Les pensées d'une étoile de mer (octobre 2015)
Je suis seul dans ma cuisine devant mon assiette de King Crabe avec une mayonnaise, des pommes de terre à l’eau et un petit savagnin blanc suisse qui s’appelle « Païen ». J’écoute une émission de France-Culture consacrée au véganisme. En un demi-siècle, mon rapport aux animaux a évolué : des cochons et des vaches élevés pour la viande dans la ferme de mon enfance où travaillait mon père jusqu’à ce King Crabe dont les pattes me regardent, en passant par les animaux de compagnie de ma mère, puis mes chats, j’ai observé, vu et compris qu’ils n’étaient pas des objets vivants, mais des sujets souffrants. Je suis depuis dans un rapport de compassion avec tous les animaux vivants dont l’oeil est une stupéfiante interrogation.

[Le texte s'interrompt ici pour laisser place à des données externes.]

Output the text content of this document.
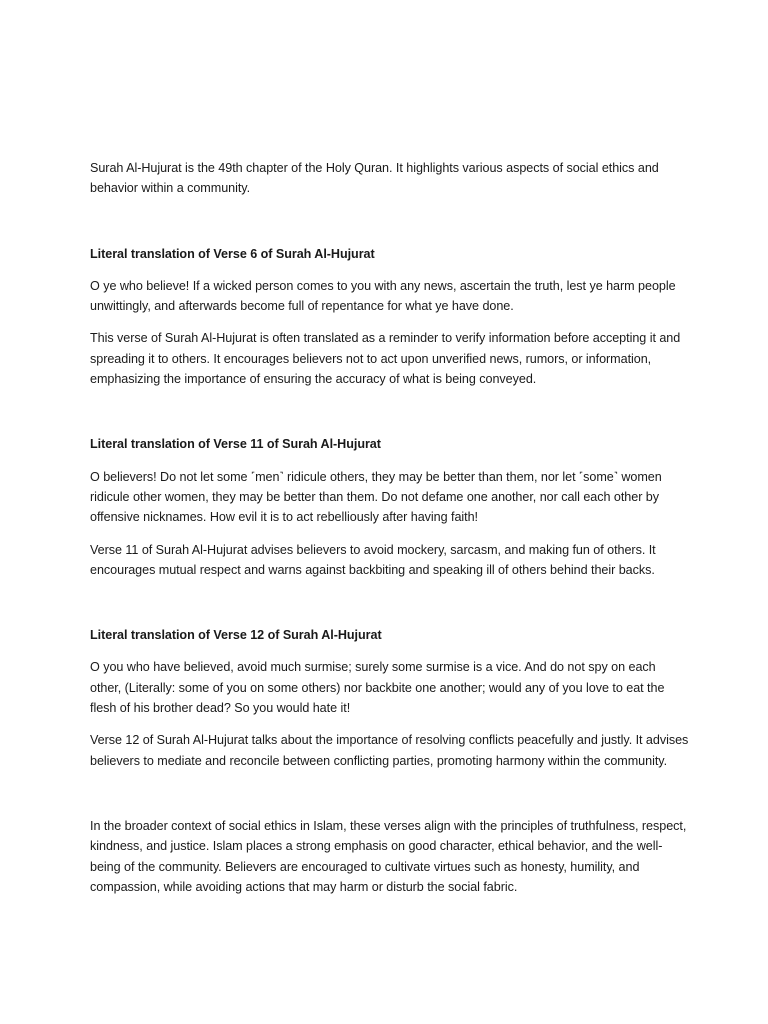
Surah Al-Hujurat is the 49th chapter of the Holy Quran. It highlights various aspects of social ethics and behavior within a community.

Literal translation of Verse 6 of Surah Al-Hujurat

O ye who believe! If a wicked person comes to you with any news, ascertain the truth, lest ye harm people unwittingly, and afterwards become full of repentance for what ye have done.

This verse of Surah Al-Hujurat is often translated as a reminder to verify information before accepting it and spreading it to others. It encourages believers not to act upon unverified news, rumors, or information, emphasizing the importance of ensuring the accuracy of what is being conveyed.

Literal translation of Verse 11 of Surah Al-Hujurat

O believers! Do not let some ˹men˺ ridicule others, they may be better than them, nor let ˹some˺ women ridicule other women, they may be better than them. Do not defame one another, nor call each other by offensive nicknames. How evil it is to act rebelliously after having faith!

Verse 11 of Surah Al-Hujurat advises believers to avoid mockery, sarcasm, and making fun of others. It encourages mutual respect and warns against backbiting and speaking ill of others behind their backs.

Literal translation of Verse 12 of Surah Al-Hujurat

O you who have believed, avoid much surmise; surely some surmise is a vice. And do not spy on each other, (Literally: some of you on some others) nor backbite one another; would any of you love to eat the flesh of his brother dead? So you would hate it!

Verse 12 of Surah Al-Hujurat talks about the importance of resolving conflicts peacefully and justly. It advises believers to mediate and reconcile between conflicting parties, promoting harmony within the community.

In the broader context of social ethics in Islam, these verses align with the principles of truthfulness, respect, kindness, and justice. Islam places a strong emphasis on good character, ethical behavior, and the well-being of the community. Believers are encouraged to cultivate virtues such as honesty, humility, and compassion, while avoiding actions that may harm or disturb the social fabric.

Derrière l’oeil du chien qui me regarde, il y a un monde dont je ne sais rien. Quand je plonge un peu, l’été, dans la Méditerranée, je retrouve les poissons, les poulpes, les étoiles de mer, les méduses et me demande ce que tout ce monde pense : je ne me dis pas, comme Heidegger, qu’ils sont « pauvres en monde », mais je me dis que, moi, je suis pauvre devant leur monde. Je ne sais ce qu’ils savent de leur monde ; mais, évidemment, plus que moi. Je suppose sans trop me tromper qu’ils ne savent pas qu’il existe un monde hors de l’eau et que, même, au-dessus d’eux, à dix mille mètres, il passe des avions avec des humains dans l’habitacle qui rejoignent deux continents dans les airs.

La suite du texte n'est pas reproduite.